Yaklaşık 7-8 saatlik bir yolculuğun ardından İstanbul’un o ünlü kongre salonuna gelmiştik, yağmurlu bir kış saati azizliğin’de salonun lobisinde bulmuştuk kendimizi. CHP’li Belediyelerin ikram araçları geceden yerlerini almış, çayından çorbasına kadar gelen misafirlere ikramlarını yapıyordu, otobüs sarhoşluğunu atınca gazetecilik yanım ağır basıyor, kameramla dolaşmaya başlıyorum.

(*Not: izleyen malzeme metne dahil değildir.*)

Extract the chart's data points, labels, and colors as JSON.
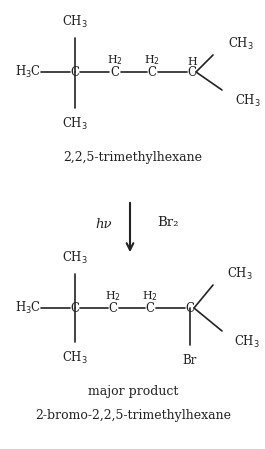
{
  "bg_color": "#ffffff",
  "text_color": "#222222",
  "mol1_label": "2,2,5-trimethylhexane",
  "mol2_label": "major product",
  "mol3_label": "2-bromo-2,2,5-trimethylhexane",
  "reagent_hv": "hν",
  "reagent_br2": "Br₂",
  "fs": 8.5,
  "fs_label": 9,
  "fs_reagent": 9.5,
  "lw": 1.2
}
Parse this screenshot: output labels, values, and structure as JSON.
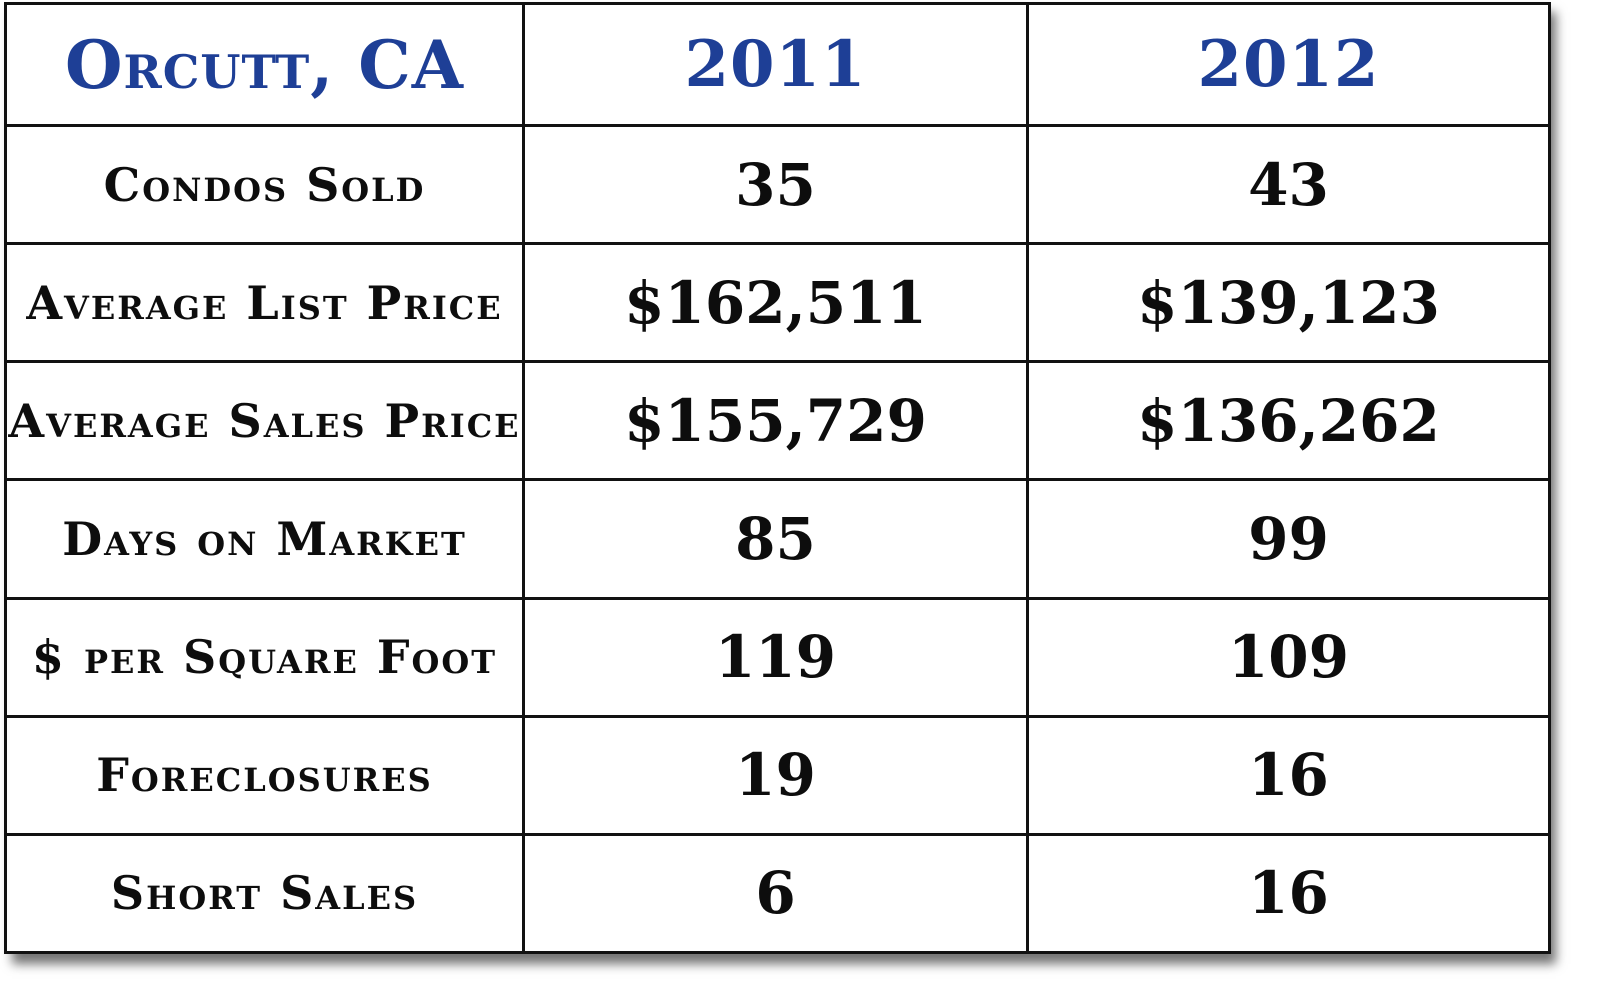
{
  "header": {
    "location": "Orcutt, CA",
    "year_1": "2011",
    "year_2": "2012"
  },
  "rows": [
    {
      "label": "Condos Sold",
      "year_1": "35",
      "year_2": "43"
    },
    {
      "label": "Average List Price",
      "year_1": "$162,511",
      "year_2": "$139,123"
    },
    {
      "label": "Average Sales Price",
      "year_1": "$155,729",
      "year_2": "$136,262"
    },
    {
      "label": "Days on Market",
      "year_1": "85",
      "year_2": "99"
    },
    {
      "label": "$ per Square Foot",
      "year_1": "119",
      "year_2": "109"
    },
    {
      "label": "Foreclosures",
      "year_1": "19",
      "year_2": "16"
    },
    {
      "label": "Short Sales",
      "year_1": "6",
      "year_2": "16"
    }
  ],
  "colors": {
    "header_text": "#1e3f96",
    "body_text": "#0d0d0d",
    "border": "#111111"
  }
}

Güzel ülkemin dört bir yanından gelen Canlarla dolmaya başlamıştı salonun lobisi. Aklıma ustanın o ünlü şiiri geliyor; “Dörtnala gelip Uzak Asya’dan
Akdeniz’e bir kısrak başı gibi uzanan
bu memleket, bizim. Bilekler kan içinde, dişler kenetli, ayaklar çıplak
ve ipek bir halıya benziyen toprak,
bu cehennem, bu cennet bizim”
Şiir de şiir hani, günün anlamına hafızamda öylesine oturdu işte!

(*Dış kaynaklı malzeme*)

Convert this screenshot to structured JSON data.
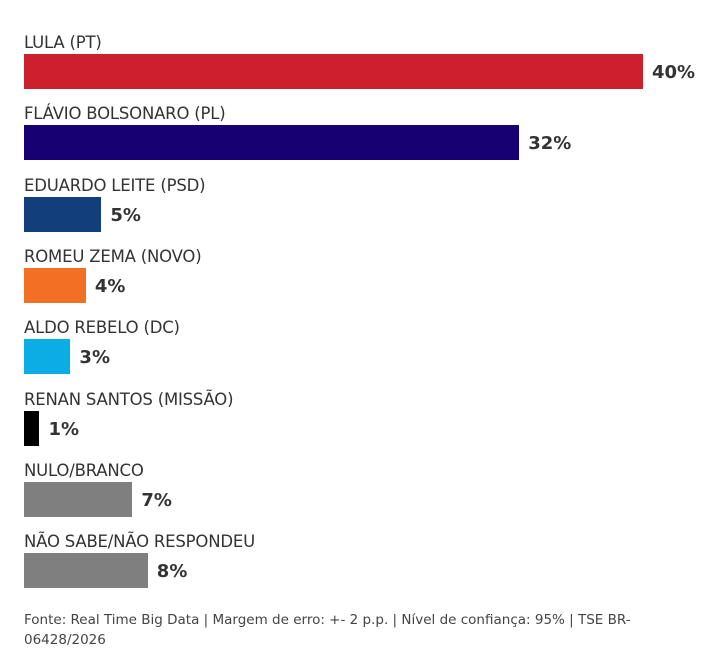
{
  "chart_data": {
    "type": "bar",
    "orientation": "horizontal",
    "categories": [
      "LULA (PT)",
      "FLÁVIO BOLSONARO (PL)",
      "EDUARDO LEITE (PSD)",
      "ROMEU ZEMA (NOVO)",
      "ALDO REBELO (DC)",
      "RENAN SANTOS (MISSÃO)",
      "NULO/BRANCO",
      "NÃO SABE/NÃO RESPONDEU"
    ],
    "values": [
      40,
      32,
      5,
      4,
      3,
      1,
      7,
      8
    ],
    "value_labels": [
      "40%",
      "32%",
      "5%",
      "4%",
      "3%",
      "1%",
      "7%",
      "8%"
    ],
    "colors": [
      "#cc202c",
      "#170072",
      "#123f7c",
      "#f26f23",
      "#0aaee5",
      "#000000",
      "#7f7f7f",
      "#7f7f7f"
    ],
    "xlim": [
      0,
      40
    ],
    "grid": false
  },
  "footer": {
    "source": "Fonte: Real Time Big Data | Margem de erro: +- 2 p.p. | Nível de confiança: 95% | TSE BR-06428/2026"
  }
}
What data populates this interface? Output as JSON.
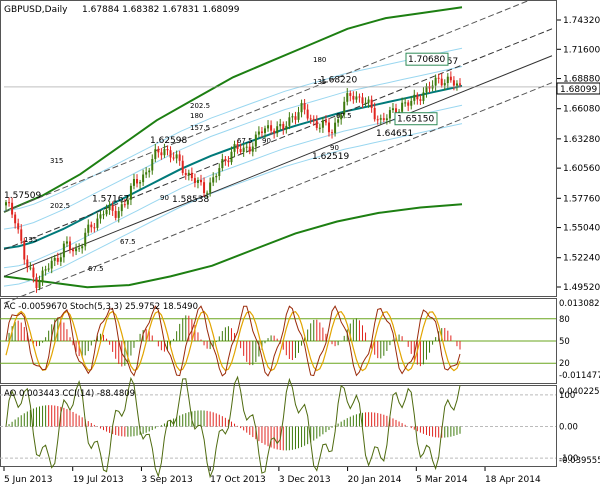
{
  "chart_data": {
    "type": "candlestick",
    "symbol_title": "GBPUSD,Daily",
    "ohlc_title": "1.67884 1.68382 1.67831 1.68099",
    "price_axis_labels": [
      "1.74320",
      "1.71600",
      "1.68880",
      "1.66080",
      "1.63280",
      "1.60560",
      "1.57760",
      "1.55040",
      "1.52240",
      "1.49520"
    ],
    "price_axis_values": [
      1.7432,
      1.716,
      1.6888,
      1.6608,
      1.6328,
      1.6056,
      1.5776,
      1.5504,
      1.5224,
      1.4952
    ],
    "current_price_label": "1.68099",
    "current_price": 1.68099,
    "x_labels": [
      "5 Jun 2013",
      "19 Jul 2013",
      "3 Sep 2013",
      "17 Oct 2013",
      "3 Dec 2013",
      "20 Jan 2014",
      "5 Mar 2014",
      "18 Apr 2014"
    ],
    "price_series": [
      1.571,
      1.56,
      1.515,
      1.5,
      1.51,
      1.52,
      1.535,
      1.526,
      1.545,
      1.552,
      1.571,
      1.56,
      1.575,
      1.59,
      1.6,
      1.615,
      1.625,
      1.615,
      1.605,
      1.595,
      1.585,
      1.595,
      1.61,
      1.625,
      1.62,
      1.63,
      1.64,
      1.645,
      1.64,
      1.655,
      1.66,
      1.65,
      1.645,
      1.64,
      1.66,
      1.675,
      1.67,
      1.66,
      1.65,
      1.655,
      1.665,
      1.665,
      1.675,
      1.68,
      1.69,
      1.685,
      1.681
    ],
    "moving_average": [
      1.531,
      1.533,
      1.537,
      1.543,
      1.549,
      1.556,
      1.563,
      1.57,
      1.577,
      1.584,
      1.591,
      1.598,
      1.605,
      1.611,
      1.617,
      1.622,
      1.627,
      1.632,
      1.637,
      1.642,
      1.646,
      1.65,
      1.654,
      1.658,
      1.661,
      1.664,
      1.667,
      1.67,
      1.673,
      1.676,
      1.679,
      1.682
    ],
    "bollinger_upper": [
      1.565,
      1.58,
      1.6,
      1.625,
      1.65,
      1.67,
      1.69,
      1.705,
      1.72,
      1.735,
      1.745,
      1.75,
      1.755
    ],
    "bollinger_lower": [
      1.505,
      1.5,
      1.495,
      1.497,
      1.505,
      1.515,
      1.53,
      1.545,
      1.556,
      1.564,
      1.569,
      1.572
    ],
    "level_labels": [
      {
        "text": "1.57509",
        "value": 1.57509
      },
      {
        "text": "1.57167",
        "value": 1.57167
      },
      {
        "text": "1.62598",
        "value": 1.62598
      },
      {
        "text": "1.58538",
        "value": 1.58538
      },
      {
        "text": "1.62519",
        "value": 1.62519
      },
      {
        "text": "1.68220",
        "value": 1.6822
      },
      {
        "text": "1.64651",
        "value": 1.64651
      },
      {
        "text": "1.69957",
        "value": 1.69957
      }
    ],
    "boxed_labels": [
      {
        "text": "1.70680",
        "value": 1.7068
      },
      {
        "text": "1.65150",
        "value": 1.6515
      }
    ],
    "fib_labels": [
      "315",
      "202.5",
      "135",
      "67.5",
      "67.5",
      "90",
      "202.5",
      "180",
      "157.5",
      "90",
      "67.5",
      "180",
      "135",
      "90",
      "67.5"
    ],
    "panel2": {
      "title": "AC -0.0059670  Stoch(5,3,3) 25.9752 18.5490",
      "y_labels": [
        "0.013082",
        "80",
        "50",
        "20",
        "-0.011477"
      ],
      "stoch_levels": [
        80,
        50,
        20
      ],
      "ac_range": [
        -0.011477,
        0.013082
      ]
    },
    "panel3": {
      "title": "AO 0.003443  CCI(14) -88.4809",
      "y_labels": [
        "0.040225",
        "100",
        "0.00",
        "-100",
        "-0.039555"
      ],
      "cci_levels": [
        100,
        -100
      ],
      "ao_range": [
        -0.039555,
        0.040225
      ]
    }
  },
  "colors": {
    "bull": "#3e7a0c",
    "bear": "#e0251f",
    "ma": "#007a7a",
    "outer_band": "#1d7f12",
    "inner_band": "#9ad7f0",
    "stoch_main": "#9a2a0a",
    "stoch_signal": "#e2a400",
    "cci": "#4f6b10",
    "grid": "#cfcfcf"
  }
}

Sağ tarafa dönüyorum bir abla yaşı 70 üzeri, başında allı yazması, allı kuşağı, dizlerine uzanan eteği, sırtına attığı hırkasıyla, ben Anadoluyum diye haykırıyor. Yanına yaklaşıp katraja alıyorum, hoş geldiniz nereden geldiniz diye soruyorum, tereddütsüz konuşuyor, sanki ablam, neredeyse sarılacak boynuma hoş bulduk dercesine, gözleri ışıl ışıl yüreği yüce bir ana, varız diyor, adeta gözleriyle haykırıyor. Can can canlar, sol yanıma dönüyorum köşeli kasetiyle yaşı 80’e varmış bir aslan parçası, pos bıyıklarının arasından dökülen birkaç kelime sevgi aşk üzerine, aşk ile canlar aşk ile, ne yaparsak aşk ile yapalım ki bal eyleyelim. İleride gözüme Kuşadasından gelen dostlarım ilişiyor, Erdal Başkanla ayaküstü sohbeti koyulaştırmışlar, kamerayla yaklaşınca sanki beni hiç tanımaz gibi, işime gösterdikleri saygı öne çıkıyor, birkaç resim birkaç kelam derken yan tarafta sohbette olan dostlar sesleniyor; bizde buradayız Alanyadan geldik, kameramı çeviriyorum sanki 40 yıllık dostluğumuz var gibi, öylesine içten, öylesine candan bir buluşma, duygu ve düşüncelerin buluştuğu o nokta…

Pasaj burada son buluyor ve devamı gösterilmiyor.